To be fair to the leadership of J.C. Penney, the results do not mean that there was no positive activity this quarter. Indeed, there have been a number of favorable steps taken in strengthening the leadership team, exiting certain categories like appliances, and reducing inventory. Some of these things have been damaging to the numbers, with the closure of the appliance business, for example, dragging down sales. However, we would argue that this short-term pain is necessary if J.C. Penney is to rebuild.
Despite the actions of leadership, the experience on the shop floor remains virtually unchanged. The majority of stores still have a dispiriting feel and are hard to shop with no coherence to ranges. Inspiration is severely lacking. As much as this is to be expected, if only because a turnaround cannot happen overnight, it underlines the fact that JCP continues to lose the goodwill and interest of shoppers and potential shoppers – one of the reasons why footfall to stores continues to wane. It also demonstrates how much work is yet to be done in reviving the brand.
Looking ahead, our main concern is not that CEO Jill Soltau will fail to take action nor that she will make the right decisions, but that the company will run out of time and capital to make the necessary changes. J.C. Penney is a very weak operator in one of the toughest sectors of a highly competitive retail market in an era of more subdued demand from highly fickle consumers. Put bluntly, the odds are firmly stacked in favor of failure.
All that said, we remain impressed with Ms. Soltau. Her approach seems levelheaded and customer-centric. She has taken decisive action to find and build a strong team with good experience. She has also made some sound initial decisions with regards to exiting areas of the business that are not delivering, including closing some stores. We are pleased that, despite time being of the essence, there have not been multiple knee-jerk reactions and, instead, that a comprehensive strategy is being put together for delivery in the next few months.
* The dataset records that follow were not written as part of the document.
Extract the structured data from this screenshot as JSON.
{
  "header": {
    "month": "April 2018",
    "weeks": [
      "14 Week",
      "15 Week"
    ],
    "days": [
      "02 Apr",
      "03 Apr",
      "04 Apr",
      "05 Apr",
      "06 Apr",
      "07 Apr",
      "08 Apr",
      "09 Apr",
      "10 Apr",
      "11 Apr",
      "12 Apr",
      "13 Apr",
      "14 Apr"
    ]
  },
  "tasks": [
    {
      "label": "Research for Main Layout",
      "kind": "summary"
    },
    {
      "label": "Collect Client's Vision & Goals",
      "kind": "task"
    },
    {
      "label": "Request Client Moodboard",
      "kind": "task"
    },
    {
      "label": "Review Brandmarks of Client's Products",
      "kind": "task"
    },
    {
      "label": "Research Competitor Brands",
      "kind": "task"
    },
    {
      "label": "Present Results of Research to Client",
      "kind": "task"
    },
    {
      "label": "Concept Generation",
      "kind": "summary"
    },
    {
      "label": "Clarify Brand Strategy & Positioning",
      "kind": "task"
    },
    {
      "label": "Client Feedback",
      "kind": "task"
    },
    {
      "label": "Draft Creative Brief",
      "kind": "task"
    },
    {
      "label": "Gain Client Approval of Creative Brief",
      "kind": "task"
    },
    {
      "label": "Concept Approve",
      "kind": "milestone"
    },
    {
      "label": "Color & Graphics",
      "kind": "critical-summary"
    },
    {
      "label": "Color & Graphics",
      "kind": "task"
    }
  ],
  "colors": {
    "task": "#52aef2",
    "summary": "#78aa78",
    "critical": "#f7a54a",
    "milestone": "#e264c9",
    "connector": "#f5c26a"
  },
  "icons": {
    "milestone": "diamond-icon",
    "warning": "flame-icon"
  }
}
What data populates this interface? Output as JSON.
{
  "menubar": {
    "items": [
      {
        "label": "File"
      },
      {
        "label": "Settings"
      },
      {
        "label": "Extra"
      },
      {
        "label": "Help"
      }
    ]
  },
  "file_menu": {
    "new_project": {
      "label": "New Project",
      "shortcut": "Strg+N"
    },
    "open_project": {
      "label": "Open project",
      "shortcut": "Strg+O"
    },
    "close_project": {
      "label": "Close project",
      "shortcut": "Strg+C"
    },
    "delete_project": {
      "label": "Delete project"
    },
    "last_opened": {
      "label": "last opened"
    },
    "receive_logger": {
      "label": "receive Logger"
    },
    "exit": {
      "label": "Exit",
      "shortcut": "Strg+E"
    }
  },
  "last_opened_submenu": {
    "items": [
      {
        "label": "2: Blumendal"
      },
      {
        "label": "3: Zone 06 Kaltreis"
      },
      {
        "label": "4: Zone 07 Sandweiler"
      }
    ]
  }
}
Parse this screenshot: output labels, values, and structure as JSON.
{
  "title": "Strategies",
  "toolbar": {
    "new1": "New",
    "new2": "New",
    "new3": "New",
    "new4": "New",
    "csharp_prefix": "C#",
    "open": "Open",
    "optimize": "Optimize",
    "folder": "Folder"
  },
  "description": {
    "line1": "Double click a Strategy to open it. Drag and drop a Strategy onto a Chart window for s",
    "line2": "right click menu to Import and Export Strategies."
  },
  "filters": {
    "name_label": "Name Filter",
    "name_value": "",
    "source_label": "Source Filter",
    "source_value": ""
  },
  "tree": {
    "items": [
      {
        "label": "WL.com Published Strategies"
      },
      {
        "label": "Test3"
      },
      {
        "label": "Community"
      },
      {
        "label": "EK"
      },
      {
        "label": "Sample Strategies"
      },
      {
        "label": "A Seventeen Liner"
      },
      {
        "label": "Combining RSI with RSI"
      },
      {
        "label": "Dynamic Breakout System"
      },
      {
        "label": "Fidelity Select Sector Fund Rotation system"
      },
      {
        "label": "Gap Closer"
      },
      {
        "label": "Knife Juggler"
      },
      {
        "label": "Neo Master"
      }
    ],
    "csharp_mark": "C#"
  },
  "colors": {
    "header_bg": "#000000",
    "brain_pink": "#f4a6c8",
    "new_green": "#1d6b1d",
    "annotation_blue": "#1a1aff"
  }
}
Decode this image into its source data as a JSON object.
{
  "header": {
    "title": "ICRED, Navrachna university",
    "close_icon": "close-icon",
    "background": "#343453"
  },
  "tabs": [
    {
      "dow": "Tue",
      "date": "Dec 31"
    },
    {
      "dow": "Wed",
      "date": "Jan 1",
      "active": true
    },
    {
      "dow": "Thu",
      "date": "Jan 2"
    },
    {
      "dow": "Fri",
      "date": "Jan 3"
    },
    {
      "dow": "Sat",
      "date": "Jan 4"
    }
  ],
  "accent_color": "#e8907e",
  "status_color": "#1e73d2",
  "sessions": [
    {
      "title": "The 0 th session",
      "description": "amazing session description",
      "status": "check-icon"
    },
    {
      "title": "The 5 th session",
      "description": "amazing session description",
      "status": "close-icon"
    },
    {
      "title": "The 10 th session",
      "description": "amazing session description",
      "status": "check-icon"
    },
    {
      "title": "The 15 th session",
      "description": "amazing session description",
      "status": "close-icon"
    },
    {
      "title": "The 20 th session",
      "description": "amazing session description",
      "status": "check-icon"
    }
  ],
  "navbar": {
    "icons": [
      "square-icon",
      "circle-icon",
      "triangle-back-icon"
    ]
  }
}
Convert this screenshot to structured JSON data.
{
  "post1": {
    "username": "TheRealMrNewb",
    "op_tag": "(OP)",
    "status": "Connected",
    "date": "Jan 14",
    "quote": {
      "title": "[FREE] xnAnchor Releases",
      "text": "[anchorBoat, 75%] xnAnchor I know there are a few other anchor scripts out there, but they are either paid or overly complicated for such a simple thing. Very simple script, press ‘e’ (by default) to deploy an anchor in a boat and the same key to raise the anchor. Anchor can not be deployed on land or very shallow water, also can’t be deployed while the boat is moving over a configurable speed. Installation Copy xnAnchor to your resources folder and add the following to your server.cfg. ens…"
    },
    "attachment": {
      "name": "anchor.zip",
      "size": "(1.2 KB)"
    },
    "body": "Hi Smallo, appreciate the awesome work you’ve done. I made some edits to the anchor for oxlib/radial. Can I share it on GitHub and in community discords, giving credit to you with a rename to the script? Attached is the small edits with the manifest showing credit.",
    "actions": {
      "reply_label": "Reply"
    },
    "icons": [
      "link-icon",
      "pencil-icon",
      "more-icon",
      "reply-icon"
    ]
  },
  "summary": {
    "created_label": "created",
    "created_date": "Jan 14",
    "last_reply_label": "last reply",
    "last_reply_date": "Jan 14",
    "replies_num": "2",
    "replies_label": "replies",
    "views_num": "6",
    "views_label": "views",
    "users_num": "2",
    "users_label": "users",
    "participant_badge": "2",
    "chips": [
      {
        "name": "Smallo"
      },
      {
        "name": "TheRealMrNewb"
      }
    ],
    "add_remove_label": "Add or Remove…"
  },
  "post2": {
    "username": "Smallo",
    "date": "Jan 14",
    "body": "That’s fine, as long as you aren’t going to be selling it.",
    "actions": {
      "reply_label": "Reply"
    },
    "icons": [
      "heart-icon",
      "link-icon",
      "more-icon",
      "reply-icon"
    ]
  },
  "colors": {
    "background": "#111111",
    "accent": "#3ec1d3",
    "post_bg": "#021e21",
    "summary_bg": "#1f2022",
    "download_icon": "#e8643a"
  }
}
We expect this strategy to focus on a much improved and thinned down apparel offer, with a major focus on exclusive own brands. As this has been one of the major problem areas of the company, this approach will be most welcome, it will also help to improve margins. A better understanding of the customer will likely be a part of the plans, with that knowledge used to create a more cohesive shopping experience across departments and ranges. Bringing in new concessions, replicating the success of Sephora, is also a possibility as J.C. Penney looks to use its space more effectively. We do not exclude the possibility of further store closures as the new proposals.
Implementing some of the changes will be hard, especially when finances are so tight. However, educating shoppers about those changes and getting them to think anew about J.C. Penney will be even harder. This is the element that takes time and it is the area where we remain very skeptical about how successfully JCP can deliver.